In contrast to earlier reports, a new study involving subjects who worked in nursing has found that stress does not appear to increase a persons risk of developing multiple sclerosis.
A team of researchers from Norway and the Harvard School of Public Health studied two groups of women nurses from the Nurses Health Study. The first group of 121,700 nurses between the ages of 30 and 55 were followed starting in 1976. The second group of 116,671 nurses between the ages of 25 and 42 were followed from 1989. Participants were asked to report general stress at home and at work, including physical and sexual abuse in childhood and as teenagers.

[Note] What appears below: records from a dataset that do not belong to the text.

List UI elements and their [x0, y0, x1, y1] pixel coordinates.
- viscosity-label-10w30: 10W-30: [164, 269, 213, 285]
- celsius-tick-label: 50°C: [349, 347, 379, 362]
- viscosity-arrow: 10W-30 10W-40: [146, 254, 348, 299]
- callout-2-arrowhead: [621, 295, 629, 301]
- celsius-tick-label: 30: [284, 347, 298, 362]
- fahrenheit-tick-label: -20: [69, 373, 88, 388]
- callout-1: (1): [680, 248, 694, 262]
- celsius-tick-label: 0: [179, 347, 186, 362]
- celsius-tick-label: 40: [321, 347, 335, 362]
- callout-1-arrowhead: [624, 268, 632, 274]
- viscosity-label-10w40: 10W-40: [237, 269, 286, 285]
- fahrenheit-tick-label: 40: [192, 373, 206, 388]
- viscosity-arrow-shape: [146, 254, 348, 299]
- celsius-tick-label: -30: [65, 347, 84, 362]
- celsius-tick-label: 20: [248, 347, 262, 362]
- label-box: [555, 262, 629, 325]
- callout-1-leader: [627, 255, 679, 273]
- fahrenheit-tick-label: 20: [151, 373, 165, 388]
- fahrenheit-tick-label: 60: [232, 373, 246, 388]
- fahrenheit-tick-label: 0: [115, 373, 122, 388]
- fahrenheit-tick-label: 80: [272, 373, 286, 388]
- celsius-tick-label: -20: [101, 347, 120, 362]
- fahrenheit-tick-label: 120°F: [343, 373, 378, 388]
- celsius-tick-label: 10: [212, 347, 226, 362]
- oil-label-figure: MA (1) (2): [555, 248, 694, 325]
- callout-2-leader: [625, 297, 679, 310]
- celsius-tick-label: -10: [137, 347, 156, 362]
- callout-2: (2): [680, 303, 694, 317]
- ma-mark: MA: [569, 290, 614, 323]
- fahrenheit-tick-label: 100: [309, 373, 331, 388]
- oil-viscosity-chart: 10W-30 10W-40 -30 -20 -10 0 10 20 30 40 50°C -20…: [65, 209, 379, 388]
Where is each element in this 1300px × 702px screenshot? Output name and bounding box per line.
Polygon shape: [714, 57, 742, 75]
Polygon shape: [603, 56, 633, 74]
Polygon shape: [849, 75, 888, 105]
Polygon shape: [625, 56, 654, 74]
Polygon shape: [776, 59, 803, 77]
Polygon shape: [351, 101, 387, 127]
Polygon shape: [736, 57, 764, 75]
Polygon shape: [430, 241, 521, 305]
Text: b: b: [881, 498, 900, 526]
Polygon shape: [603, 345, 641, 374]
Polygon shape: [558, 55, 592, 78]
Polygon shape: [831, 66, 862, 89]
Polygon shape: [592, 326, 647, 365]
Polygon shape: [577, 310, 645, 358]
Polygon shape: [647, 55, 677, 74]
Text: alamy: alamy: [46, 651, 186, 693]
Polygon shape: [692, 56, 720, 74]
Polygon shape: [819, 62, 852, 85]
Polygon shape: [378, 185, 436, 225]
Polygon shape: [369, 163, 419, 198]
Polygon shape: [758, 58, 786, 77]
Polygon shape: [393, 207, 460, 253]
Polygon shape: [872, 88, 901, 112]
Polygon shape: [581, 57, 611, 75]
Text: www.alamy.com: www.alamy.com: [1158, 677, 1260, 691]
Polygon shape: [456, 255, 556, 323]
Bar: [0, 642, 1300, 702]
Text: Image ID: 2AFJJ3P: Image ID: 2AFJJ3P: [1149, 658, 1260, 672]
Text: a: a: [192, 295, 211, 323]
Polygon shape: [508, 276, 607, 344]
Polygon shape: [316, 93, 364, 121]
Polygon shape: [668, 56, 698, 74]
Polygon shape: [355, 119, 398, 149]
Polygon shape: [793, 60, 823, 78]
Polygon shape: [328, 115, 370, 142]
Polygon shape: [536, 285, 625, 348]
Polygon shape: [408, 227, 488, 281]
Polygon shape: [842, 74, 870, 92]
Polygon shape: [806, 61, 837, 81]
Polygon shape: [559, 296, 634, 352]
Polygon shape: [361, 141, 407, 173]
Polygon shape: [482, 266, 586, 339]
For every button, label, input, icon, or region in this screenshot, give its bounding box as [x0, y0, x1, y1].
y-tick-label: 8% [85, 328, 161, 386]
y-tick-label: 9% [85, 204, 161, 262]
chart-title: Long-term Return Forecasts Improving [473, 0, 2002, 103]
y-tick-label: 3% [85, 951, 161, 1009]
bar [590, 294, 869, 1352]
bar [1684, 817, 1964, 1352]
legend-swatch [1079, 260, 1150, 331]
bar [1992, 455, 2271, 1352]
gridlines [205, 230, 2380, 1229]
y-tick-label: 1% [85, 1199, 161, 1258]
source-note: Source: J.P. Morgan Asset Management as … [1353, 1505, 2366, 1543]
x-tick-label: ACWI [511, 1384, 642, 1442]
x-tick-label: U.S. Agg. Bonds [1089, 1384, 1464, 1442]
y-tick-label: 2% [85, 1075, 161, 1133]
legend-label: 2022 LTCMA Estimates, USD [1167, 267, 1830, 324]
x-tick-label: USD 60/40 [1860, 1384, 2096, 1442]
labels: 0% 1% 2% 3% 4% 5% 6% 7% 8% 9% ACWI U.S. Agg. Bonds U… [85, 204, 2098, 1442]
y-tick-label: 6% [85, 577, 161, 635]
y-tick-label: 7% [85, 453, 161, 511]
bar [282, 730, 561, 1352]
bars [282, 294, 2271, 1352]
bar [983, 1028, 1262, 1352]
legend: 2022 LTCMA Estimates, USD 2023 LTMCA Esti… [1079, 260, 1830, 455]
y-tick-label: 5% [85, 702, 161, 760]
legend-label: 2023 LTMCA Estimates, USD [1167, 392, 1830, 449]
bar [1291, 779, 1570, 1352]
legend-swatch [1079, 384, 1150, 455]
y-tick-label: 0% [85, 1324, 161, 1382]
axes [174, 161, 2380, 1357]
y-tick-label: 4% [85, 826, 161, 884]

Of the first group, 77 people developed MS by 2005. In the second group, 292 people developed the disease by 2004. After considering factors such as age, ethnicity, body mass at age 18 and smoking, the study found that severe stress at home did not increase the risk of developing MS.
Also, 44% of all women experienced moderate stress at work, according to their responses, compared with 39% of women with MS. And 11% of all women reported experiencing severe stress at work, compared with 5% of the MS group.
There was also no significant increased risk in developing MS among those who reported severe physical or sexual abuse during childhood or adolescence.
These results do not support a major role of stress in the development of the disease, but repeated and more focused measures of stress are needed to firmly exclude stress as a potential risk factor for MS, the researchers concluded.